Zachary Gross
On Tuesday, the United States Senate Commerce Committee’s Subcommittee on Manufacturing, Trade, and Consumer Protection held a hearing about whether college athletes should be allowed to gain compensation from the use of their names, images, and likenesses (“NIL”).
The Senate hearing took place against the backdrop of a groundswell of state-level legislative efforts to allow college athletes to benefit from NIL rights. Most notably, California enacted its Fair Pay to Play Act in September 2019, and one witness at Tuesday’s hearing estimated that “twenty-eight states . . . are pursuing similar legislation.” Likewise, NCAA President Mark Emmert told the hearing that the NCAA is itself currently “in the process of identifying appropriate ways” to allow student athletes “to benefit from their name, image, and likeness.” Emmert said that the NCAA’s three divisions have been considering rule changes since October 2019, with the goal enacting those changes “no later than January of 2021.”
The senators present were broadly receptive to allowing college athletes to gain compensation from NIL rights, but many expressed reservations and uncertainty about how to move forward. Subcommittee Ranking Member Richard Blumenthal (D-Conn.) was perhaps most strident in his support for NIL rights. Senator Blumenthal frequently directed biting criticism at the current college athletics system, which he characterized as “exploitative,” “deeply unfair,” and “repugnant to the very ideals that the colleges so actively espouse . . . .” Subcommittee Chairman Jerry Moran (R-Kan.) was more cautious in his remarks, emphasizing that Congress must be mindful of “the complexities surrounding this issue” so that the “actions taken by Congress do not harm the education, health and well-being of student athletes.” Full Committee Chairman Roger Wicker (R-Miss.) was likewise restrained, saying “I don’t know how I feel about this issue” and “I don’t know where this is going to lead . . . .” Chairman Wicker nevertheless acknowledged that “there’s been a disparity . . . that ought to be addressed” and that “perhaps name, image, and likeness is the answer.” Congressman Anthony Gonzalez (R-Ohio), a former college football player, spoke in favor of NIL rights, which he said “would empower . . . athletes to make a few extra dollars to alleviate some financial pressure.” Congressman Gonzalez said he has “begun to draft federal legislation in the House to allow student athletes to profit from their NIL and create one uniform national standard.”

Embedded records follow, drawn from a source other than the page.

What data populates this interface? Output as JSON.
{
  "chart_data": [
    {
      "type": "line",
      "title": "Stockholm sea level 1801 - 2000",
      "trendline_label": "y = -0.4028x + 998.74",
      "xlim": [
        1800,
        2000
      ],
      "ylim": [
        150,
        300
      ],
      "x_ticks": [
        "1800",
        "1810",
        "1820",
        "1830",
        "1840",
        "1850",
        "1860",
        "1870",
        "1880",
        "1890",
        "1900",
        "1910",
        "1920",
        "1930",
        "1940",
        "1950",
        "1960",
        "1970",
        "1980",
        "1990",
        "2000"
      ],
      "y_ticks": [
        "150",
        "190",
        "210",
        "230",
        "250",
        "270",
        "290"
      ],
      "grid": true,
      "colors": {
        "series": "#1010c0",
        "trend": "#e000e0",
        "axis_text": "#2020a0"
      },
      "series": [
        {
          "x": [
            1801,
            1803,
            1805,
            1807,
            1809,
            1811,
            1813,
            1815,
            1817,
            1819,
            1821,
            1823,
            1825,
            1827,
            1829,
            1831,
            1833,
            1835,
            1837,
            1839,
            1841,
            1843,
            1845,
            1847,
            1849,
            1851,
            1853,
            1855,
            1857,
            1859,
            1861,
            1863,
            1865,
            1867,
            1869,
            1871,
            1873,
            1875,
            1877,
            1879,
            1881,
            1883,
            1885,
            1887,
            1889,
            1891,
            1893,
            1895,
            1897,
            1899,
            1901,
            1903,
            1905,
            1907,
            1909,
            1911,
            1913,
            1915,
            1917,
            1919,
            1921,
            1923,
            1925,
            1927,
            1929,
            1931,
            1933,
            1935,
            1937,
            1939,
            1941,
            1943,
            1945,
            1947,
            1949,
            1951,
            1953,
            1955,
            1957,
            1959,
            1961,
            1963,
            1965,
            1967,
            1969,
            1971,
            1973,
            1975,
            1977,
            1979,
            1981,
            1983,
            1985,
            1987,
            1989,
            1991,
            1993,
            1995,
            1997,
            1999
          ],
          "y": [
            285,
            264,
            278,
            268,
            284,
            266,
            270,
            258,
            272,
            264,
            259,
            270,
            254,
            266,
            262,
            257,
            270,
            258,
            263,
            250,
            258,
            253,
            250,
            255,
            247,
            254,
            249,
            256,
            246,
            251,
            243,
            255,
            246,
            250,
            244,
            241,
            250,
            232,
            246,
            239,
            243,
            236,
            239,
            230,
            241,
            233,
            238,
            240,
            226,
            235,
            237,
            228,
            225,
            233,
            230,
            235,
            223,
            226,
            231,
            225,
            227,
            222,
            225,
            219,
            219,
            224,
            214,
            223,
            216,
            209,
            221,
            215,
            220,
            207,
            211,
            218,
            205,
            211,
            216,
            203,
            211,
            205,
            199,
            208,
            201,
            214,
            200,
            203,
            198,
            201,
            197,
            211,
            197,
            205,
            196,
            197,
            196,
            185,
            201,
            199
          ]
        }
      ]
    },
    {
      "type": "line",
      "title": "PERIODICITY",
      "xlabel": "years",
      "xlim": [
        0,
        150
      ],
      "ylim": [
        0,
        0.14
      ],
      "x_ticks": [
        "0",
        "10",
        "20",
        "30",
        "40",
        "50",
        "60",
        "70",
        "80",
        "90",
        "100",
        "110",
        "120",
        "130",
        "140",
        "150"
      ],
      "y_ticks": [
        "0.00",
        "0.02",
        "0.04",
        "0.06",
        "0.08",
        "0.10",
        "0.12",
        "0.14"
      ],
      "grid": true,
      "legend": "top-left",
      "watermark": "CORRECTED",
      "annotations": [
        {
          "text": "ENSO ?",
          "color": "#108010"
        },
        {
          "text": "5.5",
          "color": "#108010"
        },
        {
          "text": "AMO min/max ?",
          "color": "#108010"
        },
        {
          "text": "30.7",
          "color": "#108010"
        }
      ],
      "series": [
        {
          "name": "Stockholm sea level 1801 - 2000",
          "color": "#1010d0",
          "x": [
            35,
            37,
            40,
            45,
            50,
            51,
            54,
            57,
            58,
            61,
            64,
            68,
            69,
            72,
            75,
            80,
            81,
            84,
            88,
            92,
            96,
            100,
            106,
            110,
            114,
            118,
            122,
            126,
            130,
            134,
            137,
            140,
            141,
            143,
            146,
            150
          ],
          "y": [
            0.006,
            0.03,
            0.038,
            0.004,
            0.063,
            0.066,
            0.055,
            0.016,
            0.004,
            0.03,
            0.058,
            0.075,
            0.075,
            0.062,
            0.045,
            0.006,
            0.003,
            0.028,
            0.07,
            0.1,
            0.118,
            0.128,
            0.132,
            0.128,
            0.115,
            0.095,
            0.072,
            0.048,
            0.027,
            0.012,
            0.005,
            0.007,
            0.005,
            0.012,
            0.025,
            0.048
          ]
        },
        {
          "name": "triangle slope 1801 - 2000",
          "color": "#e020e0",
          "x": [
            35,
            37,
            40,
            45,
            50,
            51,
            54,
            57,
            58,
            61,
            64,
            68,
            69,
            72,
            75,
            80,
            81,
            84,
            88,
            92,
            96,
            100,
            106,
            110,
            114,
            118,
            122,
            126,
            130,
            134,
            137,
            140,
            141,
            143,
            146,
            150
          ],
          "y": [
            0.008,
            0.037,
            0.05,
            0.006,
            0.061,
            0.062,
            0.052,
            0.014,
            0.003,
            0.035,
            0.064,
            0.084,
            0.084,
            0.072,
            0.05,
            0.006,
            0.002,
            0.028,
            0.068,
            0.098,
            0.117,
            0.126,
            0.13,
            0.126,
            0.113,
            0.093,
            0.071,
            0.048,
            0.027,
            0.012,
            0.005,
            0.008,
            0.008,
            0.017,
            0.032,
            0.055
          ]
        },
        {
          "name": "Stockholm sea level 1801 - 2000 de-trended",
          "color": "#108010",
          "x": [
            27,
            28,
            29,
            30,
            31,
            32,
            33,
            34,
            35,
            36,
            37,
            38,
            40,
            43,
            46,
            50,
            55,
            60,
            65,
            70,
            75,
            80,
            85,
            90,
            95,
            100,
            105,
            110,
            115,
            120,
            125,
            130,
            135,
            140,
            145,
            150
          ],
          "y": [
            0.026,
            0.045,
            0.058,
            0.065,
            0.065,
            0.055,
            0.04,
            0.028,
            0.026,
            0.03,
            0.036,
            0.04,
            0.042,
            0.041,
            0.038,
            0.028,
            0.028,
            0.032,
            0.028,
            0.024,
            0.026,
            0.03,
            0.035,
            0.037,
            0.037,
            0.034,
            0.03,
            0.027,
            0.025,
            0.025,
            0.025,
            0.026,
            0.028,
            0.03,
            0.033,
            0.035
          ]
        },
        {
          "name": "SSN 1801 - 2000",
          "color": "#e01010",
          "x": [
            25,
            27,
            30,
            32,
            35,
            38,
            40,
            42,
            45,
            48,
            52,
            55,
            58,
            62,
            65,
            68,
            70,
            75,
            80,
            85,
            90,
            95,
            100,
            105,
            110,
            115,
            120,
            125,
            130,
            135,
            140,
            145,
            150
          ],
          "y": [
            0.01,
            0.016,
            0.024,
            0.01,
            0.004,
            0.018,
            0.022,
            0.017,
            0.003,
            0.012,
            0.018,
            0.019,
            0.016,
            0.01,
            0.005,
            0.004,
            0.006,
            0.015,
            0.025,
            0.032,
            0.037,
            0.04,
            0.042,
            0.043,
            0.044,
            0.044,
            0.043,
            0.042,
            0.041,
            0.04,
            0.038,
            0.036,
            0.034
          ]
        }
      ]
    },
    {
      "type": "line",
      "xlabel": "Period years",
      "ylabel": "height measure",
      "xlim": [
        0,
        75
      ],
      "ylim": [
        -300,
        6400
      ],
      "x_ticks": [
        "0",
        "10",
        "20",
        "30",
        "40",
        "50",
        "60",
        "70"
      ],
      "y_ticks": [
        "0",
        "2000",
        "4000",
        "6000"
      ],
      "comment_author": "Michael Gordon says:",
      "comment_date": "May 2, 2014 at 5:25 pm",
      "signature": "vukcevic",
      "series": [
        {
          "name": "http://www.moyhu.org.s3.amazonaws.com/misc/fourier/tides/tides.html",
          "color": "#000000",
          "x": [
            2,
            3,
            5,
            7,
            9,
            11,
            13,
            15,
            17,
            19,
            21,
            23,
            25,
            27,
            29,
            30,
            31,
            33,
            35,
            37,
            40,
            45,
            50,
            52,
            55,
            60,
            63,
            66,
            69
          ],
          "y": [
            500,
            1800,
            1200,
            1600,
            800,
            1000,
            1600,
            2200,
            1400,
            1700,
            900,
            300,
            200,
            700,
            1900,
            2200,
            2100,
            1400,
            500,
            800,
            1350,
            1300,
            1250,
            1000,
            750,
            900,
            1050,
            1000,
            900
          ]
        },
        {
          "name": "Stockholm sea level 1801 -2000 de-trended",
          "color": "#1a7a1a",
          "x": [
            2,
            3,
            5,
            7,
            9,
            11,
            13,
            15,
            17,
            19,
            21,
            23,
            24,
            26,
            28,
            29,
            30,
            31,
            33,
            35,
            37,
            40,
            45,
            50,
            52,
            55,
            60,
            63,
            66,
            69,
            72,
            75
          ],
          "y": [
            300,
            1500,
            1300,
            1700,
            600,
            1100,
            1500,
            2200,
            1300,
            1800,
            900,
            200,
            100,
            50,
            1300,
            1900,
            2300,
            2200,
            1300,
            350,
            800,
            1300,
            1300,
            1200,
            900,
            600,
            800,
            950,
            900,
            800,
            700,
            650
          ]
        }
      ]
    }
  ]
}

The prospect of a uniform national standard to displace the burgeoning patchwork of state laws was the most frequently discussed topic at Tuesday’s hearing. Subcommittee Chairman Moran said that state legislation is “raising concerns [about] the ability of nationwide organizations to function within a system of differing state law provisions.” Full Committee Chairman Wicker said that “states are moving forward and we need to address this issue. . . . I wonder if we can come up with something as a nation.” Congressman Gonzalez warned that a patchwork “would throw the collegiate athletic system into chaos.” By contrast, Senator Blumenthal was less worried about the state patchwork, saying, “the states are going to fill this gap, and, frankly, I’m going to encourage them to fill it because it will provide an additional incentive for the NCAA to move more quickly.” All of the witnesses expressed concern about a patchwork of state laws, with the exception of National College Players Association (NCPA) Executive Director Ramogi Huma, who said that “federal legislation is not necessary for positive reform in this area . . . .” Huma said the various state proposals “look[] very similar,” and expressed concern that federal legislation might “roll[] back what the states are doing.” In the end, however, Huma allowed that federal legislation “could be positive if there was a good bill.”
While the hearing was preliminary in nature, and did not involve extensive discussion of policy minutiae, the senators and witnesses identified a number of areas for further exploration. Subcommittee Chairman Moran mentioned “the use of third-party agents, the possible elimination of athletic programs, [the] current definition of amateurism, and allowable incentives made available to today’s college athletes.” Other topics discussed include “guardrails” to prevent corruption of the recruiting process; protection of athletes’ NIL rights from misappropriation on social media; Title IX implications; anti-trust concerns about the NCAA; potential caps on NIL compensation; and potential NIL disparities — for example, between high and low revenue sports, between different players on the same team (e.g. quarterback and center), and between different types of universities (e.g. located in large versus small markets).